One approach to reidentification outlined in this paper is to extract and store features of objects as they are being tracked. When a new object appears we can then compare the features of the new object with the features of previously tracked, but not currently active, objects to determine if the new object is the same as one of the previous objects. To generate the features, the paper suggests using one of the hidden layer activations from ResNet, a model trained for image classification. This works because the hidden layers of ResNet will learn how to extract features from an image that are useful for classification. Those same features should also be useful for determinining how similar two images are.
While using image similarity outlined above helps with reidentification for soccer tracking, it doesn’t do a great job on its own. Since all of the players on a team wear the same jersey, there isn’t enough variability in image features. My idea to work around this was to also use each players last known position as well as the distribution of their position throughout the game up until the frame being processed. I annotated the first 10 minutes of Chelsea/Arsenal game to learn how to weight each of the reidentification features. Then ran the whole pipeline on the first half Sheffield United/Man City which wasn’t used to train or evaluate any of the models.
As a sanity check, Ederson’s position heatmap is above. It’s about what you would expect from a goalie and shows that he does step up and out of the box when needed as a sweeper keeper or to help with the build up. A more interesting one from this game is Ake which is below.
This reveals a couple interesting facts about the game and how City was playing. First off it shows how much City dominated the game in Sheffield United’s half. Ake spent almost the entire half around midfield as City had 80% possession almost all of which was in the attacking third. It also shows how City uses their defenders in possession. This won’t be a surprise as Pep Guardiola is known for playing around with different shapes in and out of possession. In this game the lineup shows City playing a 4-2-3-1 with Ake as the left central defender. The heatmap shows that Ake spent most of his time in the middle of the field or even slightly to the right side. This is because in possession City was going to a back three (Gvardiol, Ake and Dias) with Ake in the middle and Kyle Walker was pushing up to provide attacking width on the right. This can also be seen in Bernardo Silva’s heatmap below.
On paper, Bernardo was playing as the right winger but he actually spent most of the game in more central positions. The last heatmap that I found interesting was Haaland’s.
This actually highlights a huge limitation of using TV broadcasts for player tracking. Haaland’s heatmap makes it look like he spent almost the entire half in the Sheffield United 6 yard box. That can’t be true since City weren’t that dominant and Sheffield United’s generally held their defensive line above the 6 yard box.

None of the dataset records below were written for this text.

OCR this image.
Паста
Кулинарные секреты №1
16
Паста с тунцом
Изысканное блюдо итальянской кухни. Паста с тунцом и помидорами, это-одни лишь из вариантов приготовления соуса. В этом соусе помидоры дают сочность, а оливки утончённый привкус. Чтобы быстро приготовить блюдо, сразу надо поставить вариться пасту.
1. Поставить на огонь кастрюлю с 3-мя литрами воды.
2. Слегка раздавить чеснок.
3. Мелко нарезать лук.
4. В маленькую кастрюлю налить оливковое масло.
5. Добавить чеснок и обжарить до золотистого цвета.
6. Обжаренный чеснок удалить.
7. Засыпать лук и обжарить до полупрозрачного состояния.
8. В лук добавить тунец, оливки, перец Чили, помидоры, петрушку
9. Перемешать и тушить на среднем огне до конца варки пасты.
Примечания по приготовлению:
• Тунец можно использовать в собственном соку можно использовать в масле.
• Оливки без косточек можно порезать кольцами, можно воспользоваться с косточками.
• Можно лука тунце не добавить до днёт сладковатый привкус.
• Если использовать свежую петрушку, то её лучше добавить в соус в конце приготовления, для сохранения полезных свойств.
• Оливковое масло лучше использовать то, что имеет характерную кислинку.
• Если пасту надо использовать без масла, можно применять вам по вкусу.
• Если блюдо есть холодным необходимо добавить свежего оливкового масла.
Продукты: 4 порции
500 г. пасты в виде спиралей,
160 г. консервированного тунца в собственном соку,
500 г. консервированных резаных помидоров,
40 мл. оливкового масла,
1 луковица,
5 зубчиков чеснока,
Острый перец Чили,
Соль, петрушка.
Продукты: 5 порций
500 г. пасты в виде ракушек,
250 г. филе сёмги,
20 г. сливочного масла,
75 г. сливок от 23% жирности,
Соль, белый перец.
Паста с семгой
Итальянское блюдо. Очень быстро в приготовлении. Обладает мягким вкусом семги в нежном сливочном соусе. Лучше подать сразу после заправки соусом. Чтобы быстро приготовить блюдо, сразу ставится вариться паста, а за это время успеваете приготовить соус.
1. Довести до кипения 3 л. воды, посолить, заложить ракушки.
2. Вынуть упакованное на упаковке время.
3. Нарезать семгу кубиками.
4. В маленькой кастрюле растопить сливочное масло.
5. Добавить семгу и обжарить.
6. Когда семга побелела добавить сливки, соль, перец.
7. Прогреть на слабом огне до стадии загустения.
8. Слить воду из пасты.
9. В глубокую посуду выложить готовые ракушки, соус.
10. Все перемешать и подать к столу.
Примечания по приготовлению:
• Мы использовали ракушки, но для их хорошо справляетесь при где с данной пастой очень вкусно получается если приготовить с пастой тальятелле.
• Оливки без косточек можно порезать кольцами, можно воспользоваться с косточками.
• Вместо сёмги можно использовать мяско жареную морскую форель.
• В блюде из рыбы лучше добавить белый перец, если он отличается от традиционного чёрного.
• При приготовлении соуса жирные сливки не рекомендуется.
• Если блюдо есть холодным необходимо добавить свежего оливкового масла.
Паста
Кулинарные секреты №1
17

This is mainly due to the fact that using TV broadcasts, there is only position data for players when they are in frame. Haaland spends most of time stuck to the last defender and thus is out of frame for most of City’s build up. When Haaland does come into frame in this game, City are already breaking into the final third, so his heatmap makes it look like he was much deeper than he actually was.
The goal of this project was generate reasonable player position heatmaps. Even though there are limitations to using TV broadcasts, this is a pretty good result. Professional teams do a ton of video analysis using a lot of the techniques in this series of posts. They have the advantage of installing fixed cameras that capture the entire field removing the need for homography estimation and also makes it possible to track players even when they aren’t near the ball. It would be really fun to get access to some of that data, but it’s incredibly valuable understandably kept private.